A very special episode of Radio Cherry Bombe takes place at Heritage Radio Network with guest host Klancy Miller. Joining Klancy is Jessica B. Harris and Sara Franklin to talk about the lasting effects of Edna Lewis on Southern cuisine.


According to Heritage Radio Network, there’s perhaps no greater expert on the food and foodways of the African Diaspora than Doctor Jessica B. Harris. She is the author of twelve critically acclaimed cookbooks documenting the foods and foodways of the African Diaspora including Iron Pots and Wooden Spoons: Africa’s Gifts to New World Cooking, Sky Juice and Flying Fish Traditional Caribbean Cooking, The Welcome Table: African American Heritage Cooking, The Africa Cookbook: Tastes of a Continent, Beyond Gumbo: Creole Fusion Food from the Atlantic Rim. Harris also conceptualized and organized The Black Family Reunion Cook Book. Her most recent book, High on the Hog: A Culinary Journey from Africa to America, was the International Association for Culinary Professionals 2012 prize winner for culinary history.

In her more than three decades as a journalist, Dr. Harris has written book reviews, theater reviews, travel, feature, and beauty articles too numerous to note. She has lectured on African-American food and culture at numerous institutions throughout the United States and Abroad and has written extensively about the culture of Africa in the Americas, particularly the foodways. In the most recent edition of the Encyclopedia of American Food and Drink, author John Mariani cites Harris as the ranking expert on African American Foodways in the country. An award winning journalist, Harris has also written in numerous national and international publications ranging from Essence to German Vogue. She’s a contributing editor at Saveur and drinks columnist and contributing editor at Martha’s Vineyard magazine. In 2012, she began a monthly radio show on Heritage Radio Network, My Welcome Table, that focuses on Food. Travel, Music, and Memoir.
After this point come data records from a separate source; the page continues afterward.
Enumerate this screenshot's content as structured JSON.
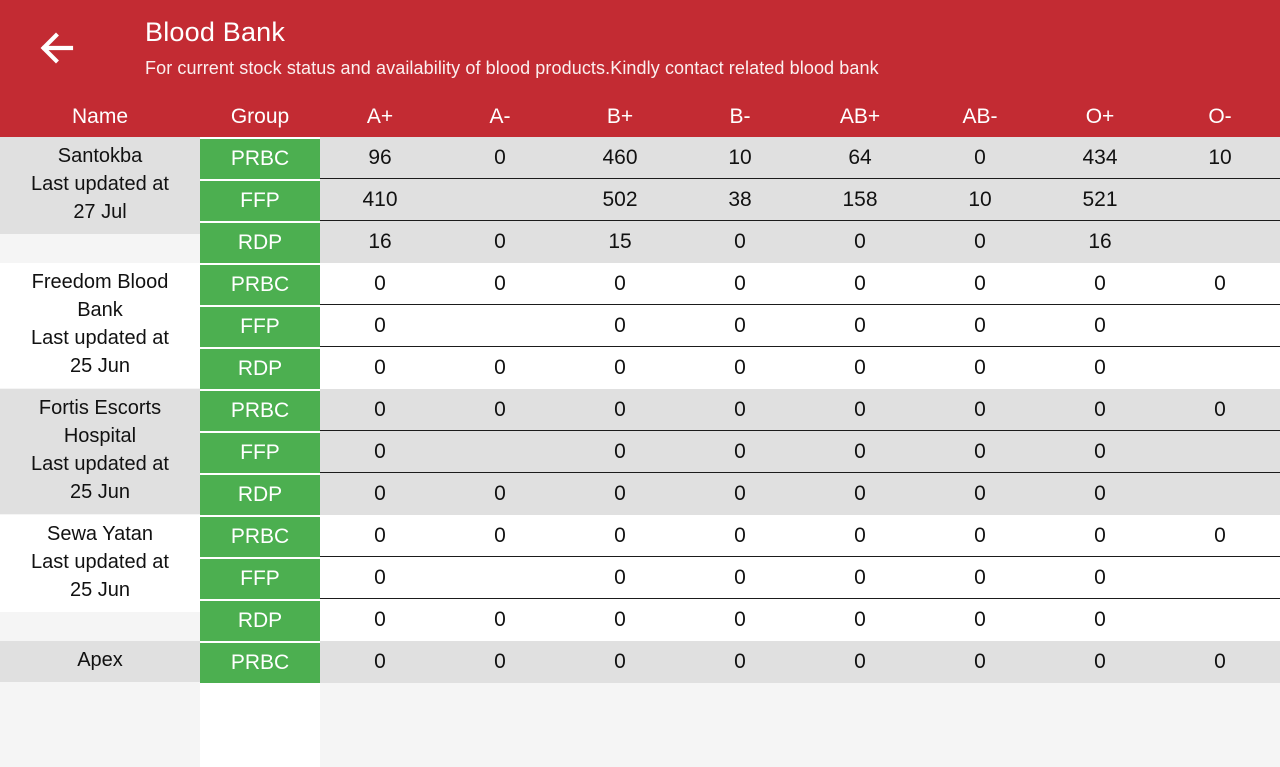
{
  "header": {
    "title": "Blood Bank",
    "subtitle": "For current stock status and availability of blood products.Kindly contact related blood bank",
    "back_icon": "arrow-left"
  },
  "colors": {
    "app_bar_red": "#c32b33",
    "group_green": "#4caf50",
    "row_gray": "#e0e0e0",
    "row_white": "#ffffff"
  },
  "table": {
    "columns": [
      "Name",
      "Group",
      "A+",
      "A-",
      "B+",
      "B-",
      "AB+",
      "AB-",
      "O+",
      "O-"
    ],
    "banks": [
      {
        "name": "Santokba",
        "updated_label": "Last updated at",
        "updated_date": "27 Jul",
        "row_shade": "gray",
        "rows": [
          {
            "group": "PRBC",
            "values": [
              "96",
              "0",
              "460",
              "10",
              "64",
              "0",
              "434",
              "10"
            ]
          },
          {
            "group": "FFP",
            "values": [
              "410",
              "",
              "502",
              "38",
              "158",
              "10",
              "521",
              ""
            ]
          },
          {
            "group": "RDP",
            "values": [
              "16",
              "0",
              "15",
              "0",
              "0",
              "0",
              "16",
              ""
            ]
          }
        ]
      },
      {
        "name": "Freedom Blood Bank",
        "updated_label": "Last updated at",
        "updated_date": "25 Jun",
        "row_shade": "white",
        "rows": [
          {
            "group": "PRBC",
            "values": [
              "0",
              "0",
              "0",
              "0",
              "0",
              "0",
              "0",
              "0"
            ]
          },
          {
            "group": "FFP",
            "values": [
              "0",
              "",
              "0",
              "0",
              "0",
              "0",
              "0",
              ""
            ]
          },
          {
            "group": "RDP",
            "values": [
              "0",
              "0",
              "0",
              "0",
              "0",
              "0",
              "0",
              ""
            ]
          }
        ]
      },
      {
        "name": "Fortis Escorts Hospital",
        "updated_label": "Last updated at",
        "updated_date": "25 Jun",
        "row_shade": "gray",
        "rows": [
          {
            "group": "PRBC",
            "values": [
              "0",
              "0",
              "0",
              "0",
              "0",
              "0",
              "0",
              "0"
            ]
          },
          {
            "group": "FFP",
            "values": [
              "0",
              "",
              "0",
              "0",
              "0",
              "0",
              "0",
              ""
            ]
          },
          {
            "group": "RDP",
            "values": [
              "0",
              "0",
              "0",
              "0",
              "0",
              "0",
              "0",
              ""
            ]
          }
        ]
      },
      {
        "name": "Sewa Yatan",
        "updated_label": "Last updated at",
        "updated_date": "25 Jun",
        "row_shade": "white",
        "rows": [
          {
            "group": "PRBC",
            "values": [
              "0",
              "0",
              "0",
              "0",
              "0",
              "0",
              "0",
              "0"
            ]
          },
          {
            "group": "FFP",
            "values": [
              "0",
              "",
              "0",
              "0",
              "0",
              "0",
              "0",
              ""
            ]
          },
          {
            "group": "RDP",
            "values": [
              "0",
              "0",
              "0",
              "0",
              "0",
              "0",
              "0",
              ""
            ]
          }
        ]
      },
      {
        "name": "Apex",
        "updated_label": "",
        "updated_date": "",
        "row_shade": "gray",
        "rows": [
          {
            "group": "PRBC",
            "values": [
              "0",
              "0",
              "0",
              "0",
              "0",
              "0",
              "0",
              "0"
            ]
          }
        ]
      }
    ]
  }
}
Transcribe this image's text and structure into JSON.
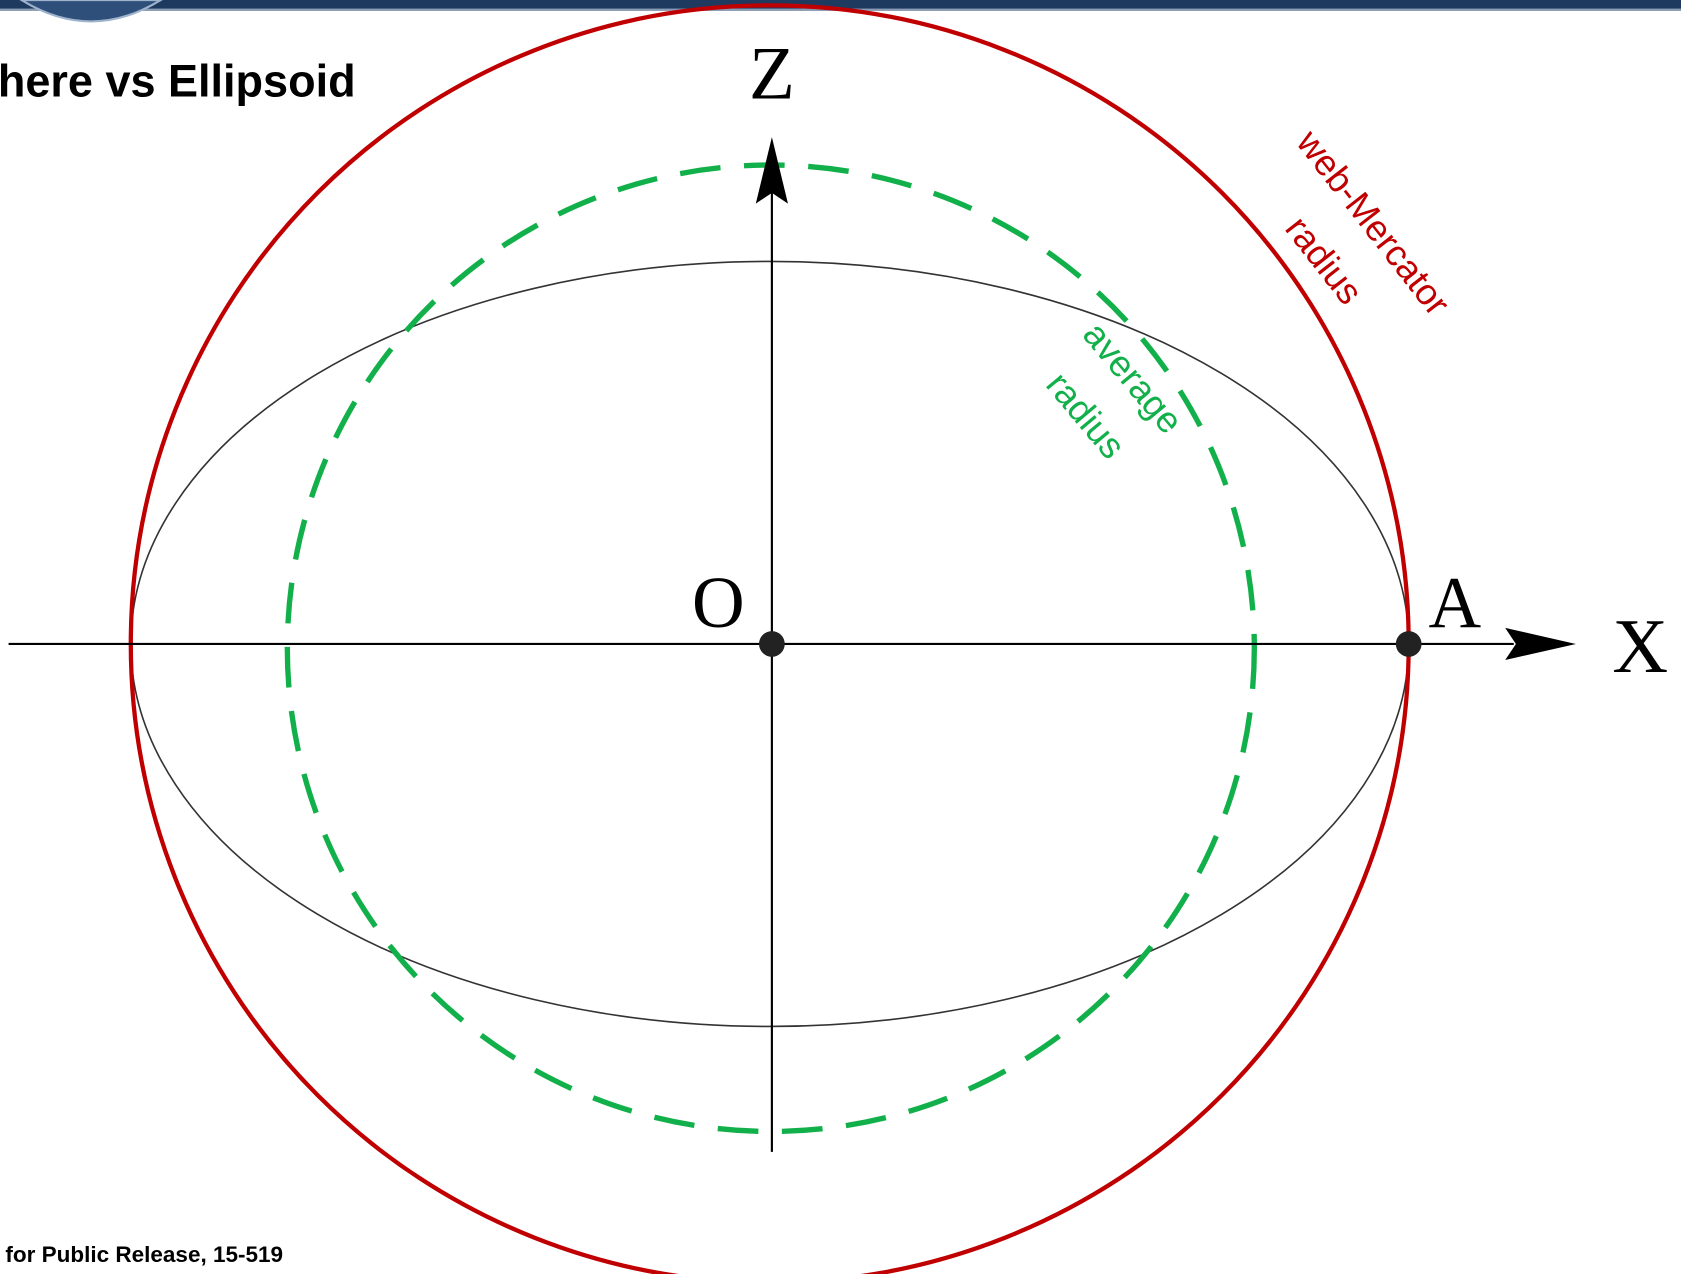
{
  "title": "here vs Ellipsoid",
  "labels": {
    "z": "Z",
    "x": "X",
    "origin": "O",
    "point_a": "A"
  },
  "annotations": {
    "web_mercator": [
      "web-Mercator",
      "radius"
    ],
    "average": [
      "average",
      "radius"
    ]
  },
  "footer": "for Public Release, 15-519"
}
Mashama Bailey is a New York City girl – born in the Bronx and raised in Queens. Her maternal roots hail from Waynesboro, GA and as a result Mashama attended grammar school in Savannah at Charles Ellis and spent many summers at her grandmother’s in Waynesboro. Mashama learned to cook at the hands of the women in her family with grandmothers, aunts and her mom giving her the best kind of education – a real world one. She attended ICE to round out that education and has studied in France and travelled far for food. She spent a dozen years cooking throughout New York City the last four of which were at Prune on Manhattan’s Lower East Side under the tutelage of her friend and mentor, Gabrielle Hamilton. Mashama surrounds herself with family, friends and food and she is a firm believer in the old adage that you learn something new every day.

Sara Franklin is a writer, oral historian, and food studies scholar. She is the editor and commissioner of the upcoming book Edna Lewis: At the Table with an American Original, a volume of original essays about the celebrated Southern food chef and cookbook author. The essays, written by both food-world stars and family members, explore personal memories of Lewis as well as her cultural legacy. Jessica B. Harris called the book “as close to meeting Miss Edna as one can get.” Before pursuing her PhD in Food Studies at New York University, Sarah worked as a full time farmer, a restaurant reviewer, and sustainable agriculture policy advocate. She currently teaches courses on food culture and writing at NYU’s Gallatin School for Individualized Study and via the NYU Prison Education Initiative at Wallkill Correctional Facility.